Bling and Tempo were formed before the Durbin Amendment was conceived. They relied on the existing interchange structure when calculating their forecasts and their offerings. With the cap placed on interchange for check card transactions, the alternative they provided was suddenly and dramatically less attractive.
Despite the demise of decoupled debit and the hundreds of failed startups in the payments space, we will continue to see new entrants and innovative competitors.
Some like eBay Inc. subsidiary Paypal Inc. will develop a toehold and flourish alongside traditional payments. Because of the industry's continued growth, there is room for additional entrants to prosper without disrupting the existing infrastructure.

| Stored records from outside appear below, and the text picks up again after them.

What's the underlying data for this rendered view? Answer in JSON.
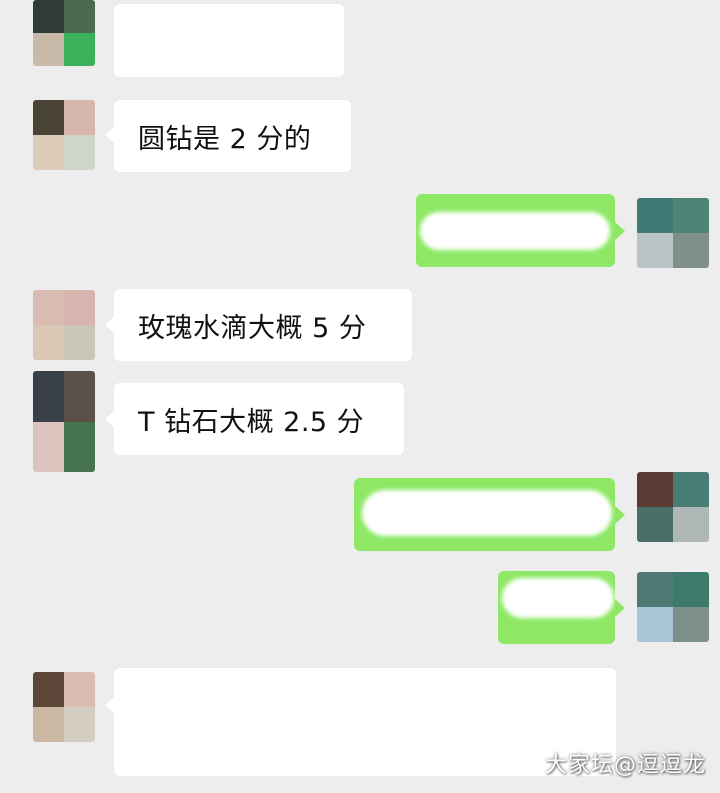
{
  "chat": {
    "messages": [
      {
        "side": "left",
        "text": ""
      },
      {
        "side": "left",
        "text": "圆钻是 2 分的"
      },
      {
        "side": "right",
        "text": ""
      },
      {
        "side": "left",
        "text": "玫瑰水滴大概 5 分"
      },
      {
        "side": "left",
        "text": "T 钻石大概 2.5 分"
      },
      {
        "side": "right",
        "text": ""
      },
      {
        "side": "right",
        "text": ""
      },
      {
        "side": "left",
        "text": ""
      }
    ]
  },
  "watermark": "大家坛@逗逗龙",
  "colors": {
    "background": "#ededed",
    "incoming_bubble": "#ffffff",
    "outgoing_bubble": "#8ee866"
  }
}
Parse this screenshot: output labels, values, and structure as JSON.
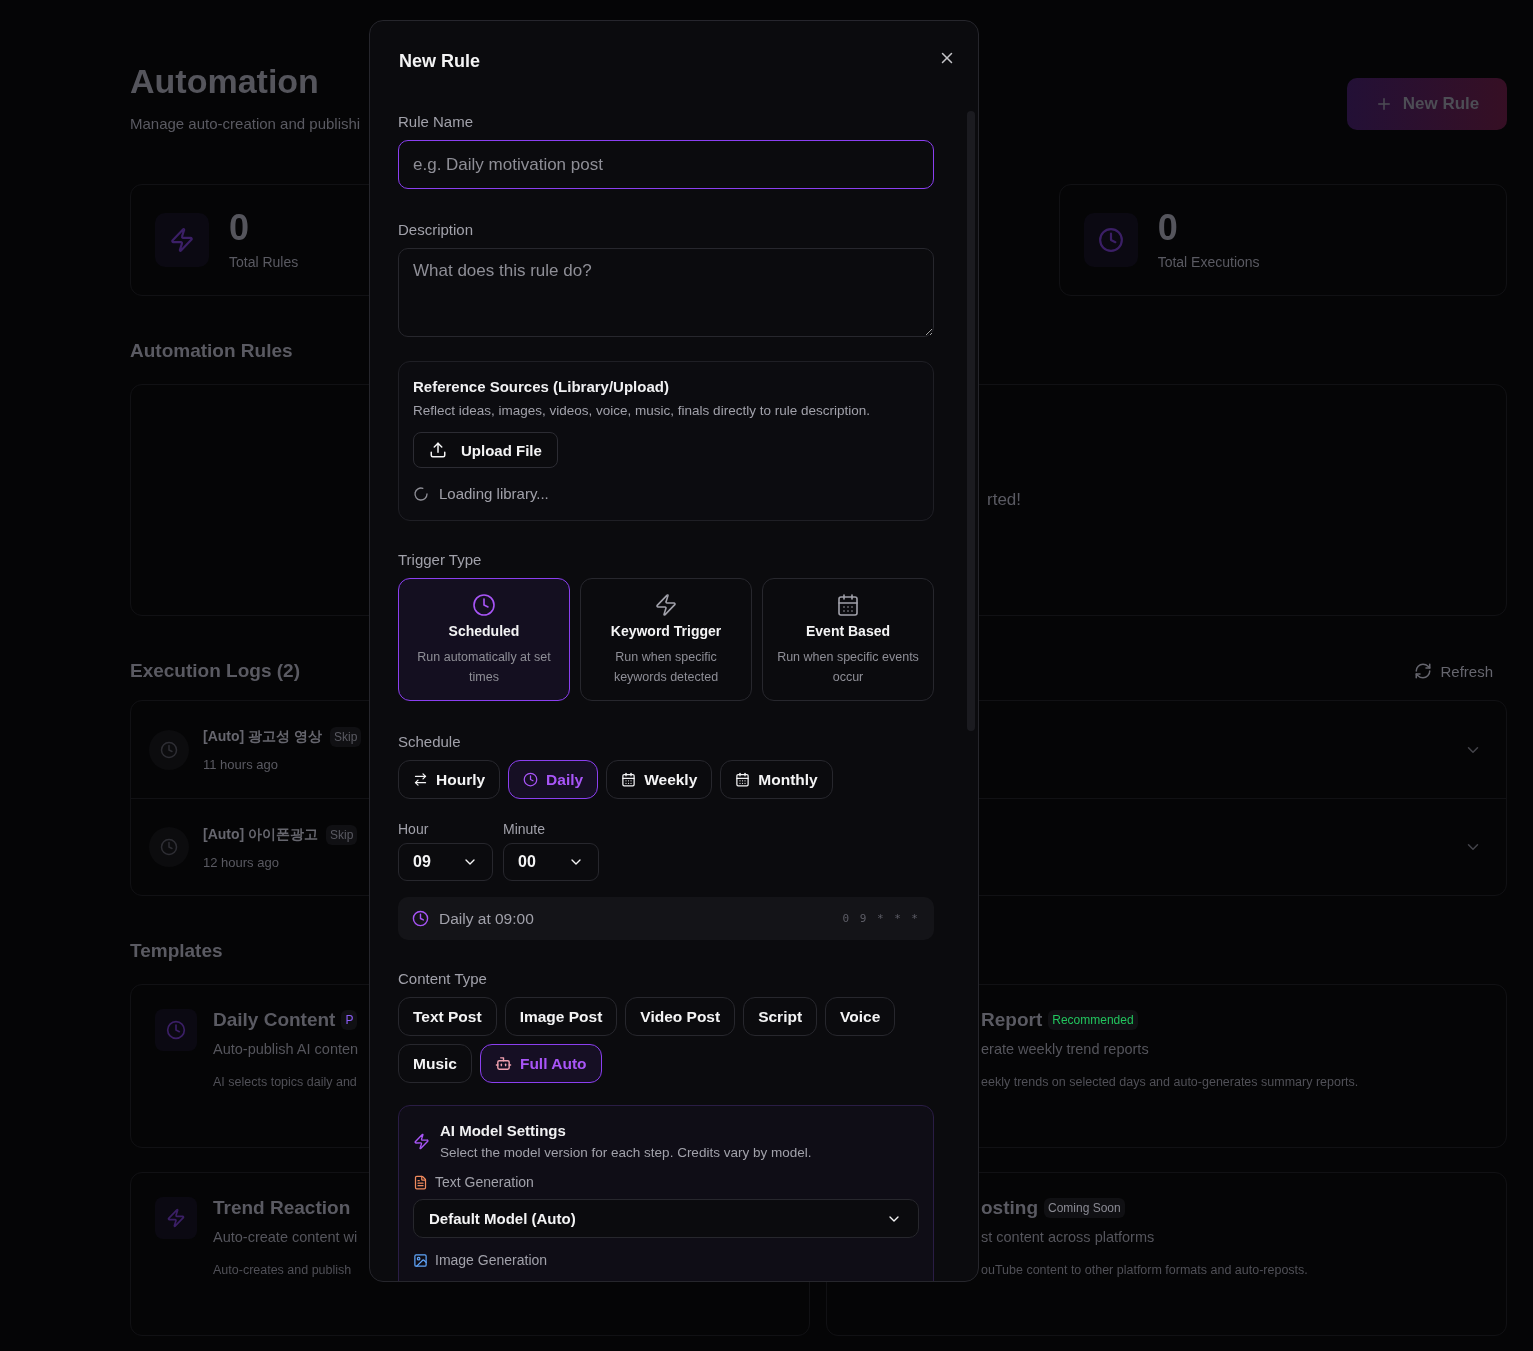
{
  "page": {
    "title": "Automation",
    "subtitle": "Manage auto-creation and publishi",
    "new_rule_button": "New Rule"
  },
  "stats": [
    {
      "kind": "rules",
      "value": "0",
      "label": "Total Rules"
    },
    {
      "kind": "executions",
      "value": "0",
      "label": "Total Executions"
    }
  ],
  "rules_section": {
    "title": "Automation Rules",
    "empty_text": "rted!"
  },
  "logs_section": {
    "title": "Execution Logs (2)",
    "refresh": "Refresh",
    "rows": [
      {
        "title": "[Auto] 광고성 영상",
        "status": "Skip",
        "time": "11 hours ago"
      },
      {
        "title": "[Auto] 아이폰광고",
        "status": "Skip",
        "time": "12 hours ago"
      }
    ]
  },
  "templates_section": {
    "title": "Templates",
    "left": [
      {
        "kind": "clock",
        "title": "Daily Content",
        "badge": "P",
        "color": "#8b5cf6",
        "subtitle": "Auto-publish AI conten",
        "detail": "AI selects topics daily and"
      },
      {
        "kind": "bolt",
        "title": "Trend Reaction",
        "subtitle": "Auto-create content wi",
        "detail": "Auto-creates and publish"
      }
    ],
    "right": [
      {
        "title": "Report",
        "badge": "Recommended",
        "color": "#22c55e",
        "subtitle": "erate weekly trend reports",
        "detail": "eekly trends on selected days and auto-generates summary reports."
      },
      {
        "title": "osting",
        "badge": "Coming Soon",
        "color": "#8a8a93",
        "subtitle": "st content across platforms",
        "detail": "ouTube content to other platform formats and auto-reposts."
      }
    ]
  },
  "modal": {
    "title": "New Rule",
    "rule_name": {
      "label": "Rule Name",
      "placeholder": "e.g. Daily motivation post"
    },
    "description": {
      "label": "Description",
      "placeholder": "What does this rule do?"
    },
    "reference": {
      "title": "Reference Sources (Library/Upload)",
      "description": "Reflect ideas, images, videos, voice, music, finals directly to rule description.",
      "upload_button": "Upload File",
      "loading": "Loading library..."
    },
    "trigger": {
      "label": "Trigger Type",
      "options": [
        {
          "kind": "scheduled",
          "title": "Scheduled",
          "description": "Run automatically at set times",
          "selected": true
        },
        {
          "kind": "keyword",
          "title": "Keyword Trigger",
          "description": "Run when specific keywords detected",
          "selected": false
        },
        {
          "kind": "event",
          "title": "Event Based",
          "description": "Run when specific events occur",
          "selected": false
        }
      ]
    },
    "schedule": {
      "label": "Schedule",
      "options": [
        {
          "kind": "hourly",
          "label": "Hourly",
          "selected": false
        },
        {
          "kind": "daily",
          "label": "Daily",
          "selected": true
        },
        {
          "kind": "weekly",
          "label": "Weekly",
          "selected": false
        },
        {
          "kind": "monthly",
          "label": "Monthly",
          "selected": false
        }
      ],
      "hour": {
        "label": "Hour",
        "value": "09"
      },
      "minute": {
        "label": "Minute",
        "value": "00"
      },
      "summary": "Daily at 09:00",
      "cron": "0 9 * * *"
    },
    "content_type": {
      "label": "Content Type",
      "options": [
        {
          "kind": "plain",
          "label": "Text Post",
          "selected": false
        },
        {
          "kind": "plain",
          "label": "Image Post",
          "selected": false
        },
        {
          "kind": "plain",
          "label": "Video Post",
          "selected": false
        },
        {
          "kind": "plain",
          "label": "Script",
          "selected": false
        },
        {
          "kind": "plain",
          "label": "Voice",
          "selected": false
        },
        {
          "kind": "plain",
          "label": "Music",
          "selected": false
        },
        {
          "kind": "robot",
          "label": "Full Auto",
          "selected": true
        }
      ]
    },
    "ai_settings": {
      "title": "AI Model Settings",
      "description": "Select the model version for each step. Credits vary by model.",
      "steps": [
        {
          "kind": "text",
          "label": "Text Generation",
          "value": "Default Model (Auto)"
        },
        {
          "kind": "image",
          "label": "Image Generation"
        }
      ]
    }
  }
}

Moreover, some of these solutions do not involve significant changes in consumer behavior. Consumers can pay with their cards through Paypal so, in some cases, consumers do not even see this as different.
Square Inc., too, can be a potential disrupter to traditional payments and easily adopted because consumers are not required to change their checkout habits.
The Federal Reserve reported on its survey of nearly 2,600 respondents about mobile banking and payments in Consumers and Mobile Financial Services 2013.
Despite the significant increase in the percentage of consumers using mobile devices and smartphones to access mobile banking, the study supports the difficulty in changing consumer behavior at the POS: only 6 percent of respondents reported they used their phones to make a purchase at a POS.
The two factors limiting consumer adoption are security and a sense that the solutions "don't offer any real benefits to the user over existing methods."
The study stated, "More than a third of mobile phone users who do not use mobile payments don't see any benefit from using mobile payments and find it easier to pay with another method." Unless there is some incentive for consumers, they will continue to pay using their existing habits. So what does all this mean? I'm not sure. But I am certain that distribution will be highly valued regardless of the winning solution.
In the interim, companies will continue attempting to circumvent Visa and MasterCard and will lose millions doing so - until one succeeds. And that company will reap rewards beyond my imagination - so long as it has a distribution system.